The community had been based in present-day SoHo for many years – Club Lusitano, the social club they frequented, was originally located on Shelley Street, where the Central Mid-Levels Escalator now stands – but its large families were struggling to make room in the increasingly packed neighbourhood.

Ede proposed building a new suburb for the Portuguese on the south side of Hong Kong Island, but when this plan was scuttled by the government, he turned his attention to the craggy land north of Boundary Street instead. Just a couple of decades earlier, an English writer named Ebenezer Howard had published Garden Cities of Tomorrow, which proposed a new type of settlement that would allow city dwellers to enjoy a higher quality of life. Howard called his vision a “garden city”; something between urban and rural, a place with lush private gardens and richly appointed public parks, where self-sustaining communities could thrive away from the miasmas of densely packed cities.

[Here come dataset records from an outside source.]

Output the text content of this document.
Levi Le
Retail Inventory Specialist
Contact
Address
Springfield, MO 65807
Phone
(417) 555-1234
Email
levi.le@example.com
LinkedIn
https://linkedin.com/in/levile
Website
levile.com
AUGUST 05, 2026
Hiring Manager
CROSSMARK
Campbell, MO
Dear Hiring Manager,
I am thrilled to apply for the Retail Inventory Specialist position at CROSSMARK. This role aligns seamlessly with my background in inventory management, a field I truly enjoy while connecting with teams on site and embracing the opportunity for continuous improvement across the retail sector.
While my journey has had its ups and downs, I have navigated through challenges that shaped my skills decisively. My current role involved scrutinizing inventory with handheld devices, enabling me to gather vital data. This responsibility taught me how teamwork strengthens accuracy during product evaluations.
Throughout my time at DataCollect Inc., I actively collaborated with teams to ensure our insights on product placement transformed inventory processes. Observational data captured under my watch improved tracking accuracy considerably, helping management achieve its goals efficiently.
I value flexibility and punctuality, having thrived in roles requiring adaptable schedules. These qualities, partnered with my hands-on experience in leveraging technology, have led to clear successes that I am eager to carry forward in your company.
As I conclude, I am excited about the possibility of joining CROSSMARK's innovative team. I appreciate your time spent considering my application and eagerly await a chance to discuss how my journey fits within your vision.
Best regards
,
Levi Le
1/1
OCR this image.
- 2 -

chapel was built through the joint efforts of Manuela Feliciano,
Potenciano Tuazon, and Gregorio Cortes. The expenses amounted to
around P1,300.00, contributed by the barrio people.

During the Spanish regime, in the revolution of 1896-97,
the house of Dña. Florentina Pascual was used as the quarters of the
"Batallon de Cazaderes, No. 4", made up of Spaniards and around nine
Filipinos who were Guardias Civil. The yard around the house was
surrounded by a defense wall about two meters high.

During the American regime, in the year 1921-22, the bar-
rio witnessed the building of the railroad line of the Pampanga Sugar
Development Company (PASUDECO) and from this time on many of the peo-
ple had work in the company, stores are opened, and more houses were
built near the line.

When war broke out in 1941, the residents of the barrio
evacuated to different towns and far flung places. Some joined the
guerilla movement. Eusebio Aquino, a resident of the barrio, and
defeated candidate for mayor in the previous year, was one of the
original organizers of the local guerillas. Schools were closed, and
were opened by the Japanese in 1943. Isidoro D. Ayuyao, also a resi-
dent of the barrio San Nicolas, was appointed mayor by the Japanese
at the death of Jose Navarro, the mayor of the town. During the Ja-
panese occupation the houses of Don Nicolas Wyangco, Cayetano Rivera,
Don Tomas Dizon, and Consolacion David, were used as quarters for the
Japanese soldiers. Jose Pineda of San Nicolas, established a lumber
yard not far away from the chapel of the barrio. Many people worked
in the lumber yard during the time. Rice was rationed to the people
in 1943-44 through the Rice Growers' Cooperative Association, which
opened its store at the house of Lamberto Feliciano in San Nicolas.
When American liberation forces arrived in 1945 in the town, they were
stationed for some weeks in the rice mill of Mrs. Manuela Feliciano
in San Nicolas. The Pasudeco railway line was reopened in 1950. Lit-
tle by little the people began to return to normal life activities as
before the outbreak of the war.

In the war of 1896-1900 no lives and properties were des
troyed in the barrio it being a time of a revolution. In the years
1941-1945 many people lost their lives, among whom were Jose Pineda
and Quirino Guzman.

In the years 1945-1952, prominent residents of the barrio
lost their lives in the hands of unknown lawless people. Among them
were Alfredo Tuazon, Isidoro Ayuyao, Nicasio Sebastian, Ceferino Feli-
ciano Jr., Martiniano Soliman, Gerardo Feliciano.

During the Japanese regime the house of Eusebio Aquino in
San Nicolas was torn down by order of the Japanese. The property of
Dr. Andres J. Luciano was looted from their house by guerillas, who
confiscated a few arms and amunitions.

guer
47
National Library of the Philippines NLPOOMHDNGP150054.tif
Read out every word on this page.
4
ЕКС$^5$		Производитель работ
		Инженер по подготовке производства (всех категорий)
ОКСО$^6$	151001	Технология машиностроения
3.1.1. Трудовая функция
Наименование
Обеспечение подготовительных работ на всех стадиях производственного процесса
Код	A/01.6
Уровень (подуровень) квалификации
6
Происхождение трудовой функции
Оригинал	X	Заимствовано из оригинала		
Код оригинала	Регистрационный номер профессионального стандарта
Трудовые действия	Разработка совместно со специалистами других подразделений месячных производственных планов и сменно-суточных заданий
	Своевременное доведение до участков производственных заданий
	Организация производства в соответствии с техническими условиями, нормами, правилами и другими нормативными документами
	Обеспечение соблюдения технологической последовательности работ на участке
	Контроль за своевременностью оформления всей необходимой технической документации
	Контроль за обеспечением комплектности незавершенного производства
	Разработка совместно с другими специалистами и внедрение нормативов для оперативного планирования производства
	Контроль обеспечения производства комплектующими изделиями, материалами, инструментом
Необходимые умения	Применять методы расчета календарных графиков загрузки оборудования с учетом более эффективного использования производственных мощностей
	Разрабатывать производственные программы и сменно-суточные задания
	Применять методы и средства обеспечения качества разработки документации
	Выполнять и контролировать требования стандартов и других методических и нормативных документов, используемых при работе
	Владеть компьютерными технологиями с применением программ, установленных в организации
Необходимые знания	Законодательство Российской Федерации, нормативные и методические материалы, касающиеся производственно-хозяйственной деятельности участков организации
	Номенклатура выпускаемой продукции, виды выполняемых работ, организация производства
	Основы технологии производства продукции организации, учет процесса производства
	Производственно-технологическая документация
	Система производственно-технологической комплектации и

Prince Edward Road, just south of Boundary Street in Kowloon, in December 1927.

Howard’s concept helped inspire the low-density suburbs that now sprawl around many of the world’s cities. It also served as fodder to Ede, who in 1921 established the Kowloon Tong and New Territories Development Company. His goal was to build Hong Kong’s very own version of a garden city on 100 acres (40 hectares) of land just east of the Kowloon-Canton Railway tracks.

Development took more than 10 years, outlasting Ede, who died in 1925. But it eventually produced a distinctive neighbourhood of 250 detached houses on wide streets named after English counties, including Devon, Kent and Cumberland.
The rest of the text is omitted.